Coquitlam Search and Rescue teams are looking to catch up on their sleep after mobilizing for four rescues in less than 24 hours.
The marathon began Monday at around 6 p.m. when the team got a call about a man led up Eagle Ridge by a haywire cycling app. By the time he had gone up Swan Falls, the terrain had turned “steep and nasty,” according to Jim Delgrande search manager for all four rescues.
The cyclist was at the start of the ridge, exchanging messages with his partner, and just before his phone died, he sent her his coordinates.
Coquitlam SAR teams were lifted up to vantage points by a Talon helicopter to expedite the three-hour hike. In a series of Tweets, the missing man’s partner said he had been forced to move around throughout the night to avoid two bears.
“Something that helped?” she wrote. “When I gave SAR [his] description, I mentioned he was wearing shoes for cycling. As night fell, they found his footprints, as they are very distinctive and were able to follow him. [He] had moved throughout the evening to find water and to avoid two bears.”
We were lucky that O. had given me coordinates before his phone died, and that he stuck to the trails as much as possible, as well as the weather being in our favour. That said, they mentioned that area is a difficult and risky area to be, and I was worried about dehydration.
— Casarina (@Casarina) July 28, 2020
Meanwhile, two young women from Vancouver went for a hike in the same direction. But when they didn’t return to meet their friends at Buntzen Lake, the friends called in another rescue. That team was gearing up when the two girls arrived back at the trailhead safe.
Across the Tri-Cities, another man had slipped and fallen along a slope at Minnekhada Regional Park. Coquitlam Fire and Rescue sent their high-angle rescue team and called in Coquitlam SAR to help them pull the man out.
“It was a slope rescue, 30ish degrees. So if you fall, you can hurt yourself and bang yourself around,” said Delgrande.
By all the teams returned to their command vehicle, it was approaching 2 a.m.
“People were going to bed at 3, 4 in the morning and then getting up at who knows when to go to work,” said Delgrande.
And on back-to-back rescues, they gear up again — the fourth coming after an elderly woman fell and injured her hip near Crystal Falls in Coquitlam. She too was pulled out safely and handed over to BC Ambulance attendance.
The whole series of episodes is a sobering reminder of the kind of pressures being put on search and rescue teams across the province as people look to the outdoors after a housebound spring.

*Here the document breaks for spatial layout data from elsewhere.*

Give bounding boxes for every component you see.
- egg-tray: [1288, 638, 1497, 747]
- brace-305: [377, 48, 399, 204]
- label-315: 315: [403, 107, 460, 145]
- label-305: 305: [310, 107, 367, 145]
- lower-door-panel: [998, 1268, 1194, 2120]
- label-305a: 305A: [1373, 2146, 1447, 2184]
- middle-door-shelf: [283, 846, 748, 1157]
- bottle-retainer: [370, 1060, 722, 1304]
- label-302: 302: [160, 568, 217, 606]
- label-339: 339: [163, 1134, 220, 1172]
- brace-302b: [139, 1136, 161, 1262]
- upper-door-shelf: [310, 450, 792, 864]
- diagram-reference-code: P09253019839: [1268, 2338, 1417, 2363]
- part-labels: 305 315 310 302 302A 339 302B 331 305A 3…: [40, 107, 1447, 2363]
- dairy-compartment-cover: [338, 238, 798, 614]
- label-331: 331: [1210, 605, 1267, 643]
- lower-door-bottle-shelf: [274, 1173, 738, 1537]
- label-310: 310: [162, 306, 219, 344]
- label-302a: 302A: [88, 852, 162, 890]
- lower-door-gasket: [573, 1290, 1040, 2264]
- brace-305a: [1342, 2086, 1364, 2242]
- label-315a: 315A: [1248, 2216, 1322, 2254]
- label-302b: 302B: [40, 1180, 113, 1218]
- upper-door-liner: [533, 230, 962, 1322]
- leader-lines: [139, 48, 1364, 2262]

Delgrande said Coquitlam SAR had been predicting an uptick in rescues across the Tri-Cities for the last few years as the North Shore gets crowded and developments push up the mountain in Port Moody and Coquitlam. Then the pandemic came and the municipal and provincial response in some cases has been to limit parking and access at places like Sasamat and Buntzen Lakes or at the six provincially-administrated parks now requiring passes.
Combine that with sunny, warm weather and the urge many Metro Vancouverites have to get outside, and many are being pushed into places and situations they’re not familiar with, said Delgrande.

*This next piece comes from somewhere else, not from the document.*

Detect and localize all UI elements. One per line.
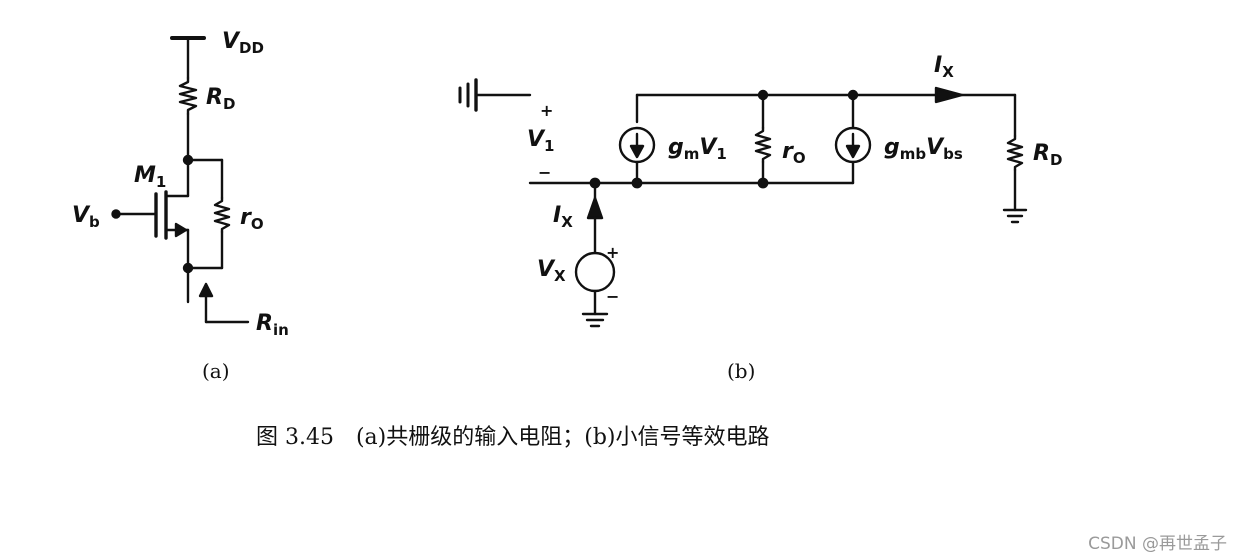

“It’s unfortunate. I don’t mean this is as a criticism,” said Delgrande, sympathetic to recent efforts to limit park attendance. “They’re just zoos, they get so badly overrun.”

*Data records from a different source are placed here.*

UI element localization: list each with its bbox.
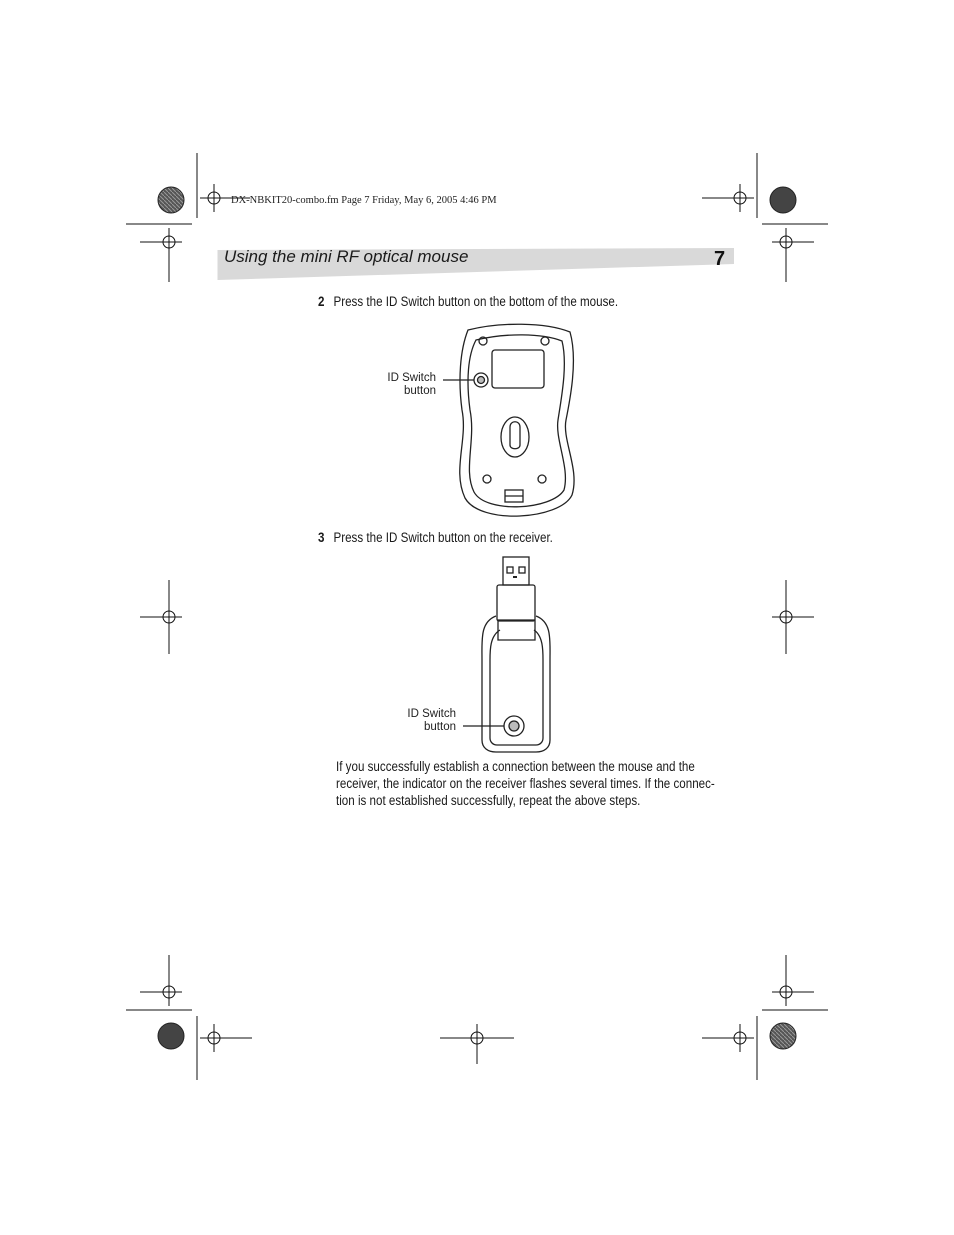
receiver-id-switch-callout: ID Switch button xyxy=(386,708,456,734)
receiver-illustration xyxy=(463,556,551,753)
paragraph-line: receiver, the indicator on the receiver … xyxy=(336,776,715,791)
step-text: Press the ID Switch button on the receiv… xyxy=(333,530,553,545)
step-number: 2 xyxy=(318,294,325,309)
paragraph-line: If you successfully establish a connecti… xyxy=(336,759,695,774)
page-title: Using the mini RF optical mouse xyxy=(224,247,469,266)
callout-line: ID Switch xyxy=(387,372,436,384)
step-3: 3 Press the ID Switch button on the recei… xyxy=(318,530,553,545)
step-text: Press the ID Switch button on the bottom… xyxy=(333,294,619,309)
print-slug: DX-NBKIT20-combo.fm Page 7 Friday, May 6… xyxy=(231,195,497,206)
callout-line: button xyxy=(424,721,456,733)
step-2: 2 Press the ID Switch button on the botto… xyxy=(318,294,618,309)
step-number: 3 xyxy=(318,530,325,545)
paragraph-line: tion is not established successfully, re… xyxy=(336,793,641,808)
mouse-id-switch-callout: ID Switch button xyxy=(366,372,436,398)
page-number: 7 xyxy=(714,248,726,270)
callout-line: ID Switch xyxy=(407,708,456,720)
result-paragraph: If you successfully establish a connecti… xyxy=(336,758,723,809)
mouse-illustration xyxy=(443,323,575,517)
header-band xyxy=(218,248,734,280)
callout-line: button xyxy=(404,385,436,397)
color-star-targets xyxy=(157,186,797,1050)
registration-marks xyxy=(126,153,828,1080)
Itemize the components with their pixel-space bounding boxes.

Like any first responders, the pandemic has forced Coquitlam SAR to put tight protocols in place to protect themselves from the people they rescue and each other.
And while the upcoming B.C. Day long-weekend is regularly one of it’s busiest — like everyone, Coquitlam SAR members also often look to go on vacation in the summer — the team is gearing up for an especially busy weekend.
For anyone heading out into the mountains, the standard backcountry reminders still apply: Make sure you’ve got the 10 essentials; tell someone about your route, duration and return; and plan for the weather.
“And enjoy yourself, of course,” said Delgrande.